Inflow – the most recent watermarking algorithm:
A recently published paper, proposed “Inflow”, a novel technique to locate hidden services via means of inverse flow watermarking. Inflow makes use of the effect of congestion mechanisms on traffic flowing through the Tor network. Packet dropping influences Tor flow control and leads to time gaps in network flows detected on the hidden server side. By taking control over communication edges and identifying watermarking gaps, Inflow is capable of detecting the origin of the Tor hidden server. Testing Inflow over the live Tor network has yielded success rates between 90% and 98%.
Rainbow – watermarking via packet timing:
RAINBOW represents an example of watermarking algorithm based on packet timing, which involves delay of each packet, by a computed level. The value of the delay is equal to the output of a cumulative function that randomly evolves with a step of plus or minus as a specific watermark value for each packet.

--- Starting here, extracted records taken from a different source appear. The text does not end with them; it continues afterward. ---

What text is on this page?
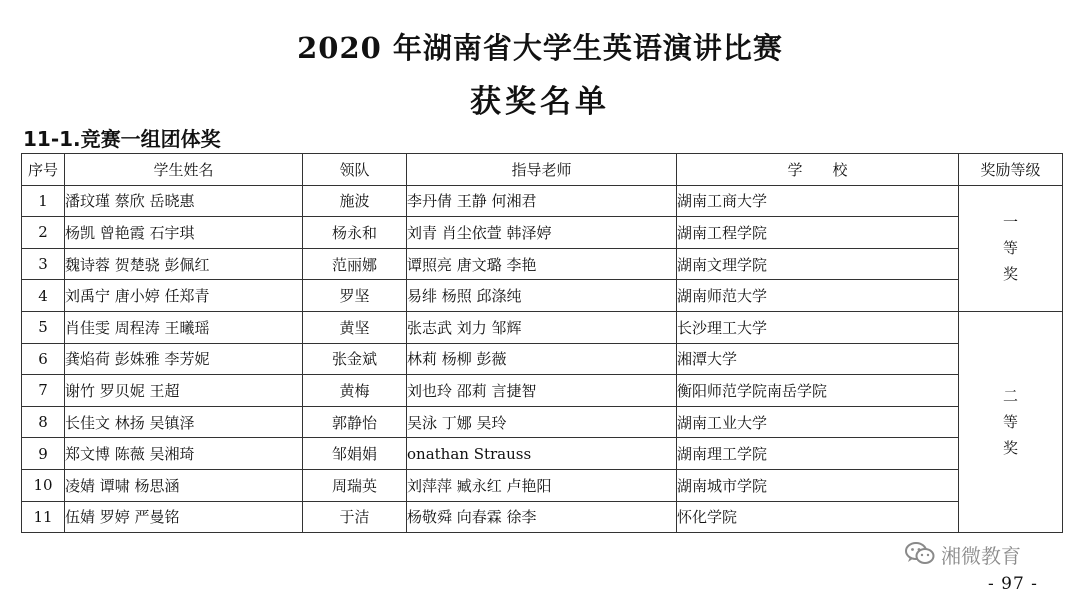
2020 年湖南省大学生英语演讲比赛
获奖名单
11-1.竞赛一组团体奖
序号	学生姓名	领队	指导老师	学　　校	奖励等级
1	潘玟瑾 蔡欣 岳晓惠	施波	李丹倩 王静 何湘君	湖南工商大学	一
等
奖

2	杨凯 曾艳霞 石宇琪	杨永和	刘青 肖尘依萱 韩泽婷	湖南工程学院	
3	魏诗蓉 贺楚骁 彭佩红	范丽娜	谭照亮 唐文璐 李艳	湖南文理学院	
4	刘禹宁 唐小婷 任郑青	罗坚	易绯 杨照 邱涤纯	湖南师范大学	
5	肖佳雯 周程涛 王曦瑶	黄坚	张志武 刘力 邹辉	长沙理工大学	二
等
奖

6	龚焰荷 彭姝雅 李芳妮	张金斌	林莉 杨柳 彭薇	湘潭大学	
7	谢竹 罗贝妮 王超	黄梅	刘也玲 邵莉 言捷智	衡阳师范学院南岳学院	
8	长佳文 林扬 吴镇泽	郭静怡	吴泳 丁娜 吴玲	湖南工业大学	
9	郑文博 陈薇 吴湘琦	邹娟娟	onathan Strauss	湖南理工学院	
10	凌婧 谭啸 杨思涵	周瑞英	刘萍萍 臧永红 卢艳阳	湖南城市学院	
11	伍婧 罗婷 严曼铭	于洁	杨敬舜 向春霖 徐李	怀化学院	
湘微教育
- 97 -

The detection algorithm of RAINBOW relies on the comparison between the flow’s interpacket delays (IPDs) before being flow watermarking is undertaken and the flow of packets in intercepted by the detector.
Another proposed watermarking algorithm is also based on IPDs. The algorithm involves two groups of randomly chosen pairs of consecutive packets, and the IPDs are computed for every pair within each group. The two average values of the IPDs within the two groups are considered to be statistically equal to each other. This proposed watermarking technique aims at slightly modifying the IPDs, so that the difference that exists between the two average values is not equal to zero. The abundance of the two groups represents a form of redundancy and determines the reliability of detection.
Interval centroid based watermarking:
Another technique for watermarking is known as “interval centroid based watermarking”. Via this method, the time axis is divided into intervals that each has a fixed duration “T“. For each interval, a centroid is computed as the remainder of the value following the division of the packets’ timestamps observed in the T interval. Within the embedding algorithm, a percentage of the packets’ flow is delayed, in a manner associated with alteration of the statistical balances existing among the groups of intervals. As such, watermark detection relies on the statistical analysis of interval centroids.
With time, interval packet counting based watermarking techniques and the time axis is divided within intervals, and the number of packets within each interval represents the watermark carrier, and some of the flow packets are delayed to alter the packets’ statistical balance counting per interval.
Timing is not the only feature that can be utilized as a carrier for watermarking. Bit rate and packet size are two other traffic features that have attracted attention for network flow watermarking algorithms. However, size based watermarks have to be embedded directly at the traffic flow source, while rate based watermarks are strongly identifiable by third parties.
DROPWAT – invisible watermarking algorithm:
DROPWAT is another watermarking algorithm that has two main features that set it apart from currently existing network trackback solutions. First, it is based on a novel paradigm to impress a watermark with the network traffic flow, taking advantage of the network’s reaction to loss of packets. Secondly, the watermark embedded by DROPWAT is entirely invisible to the adversary. DROPWAT is highly efficient even when the traffic is routed via proxy servers.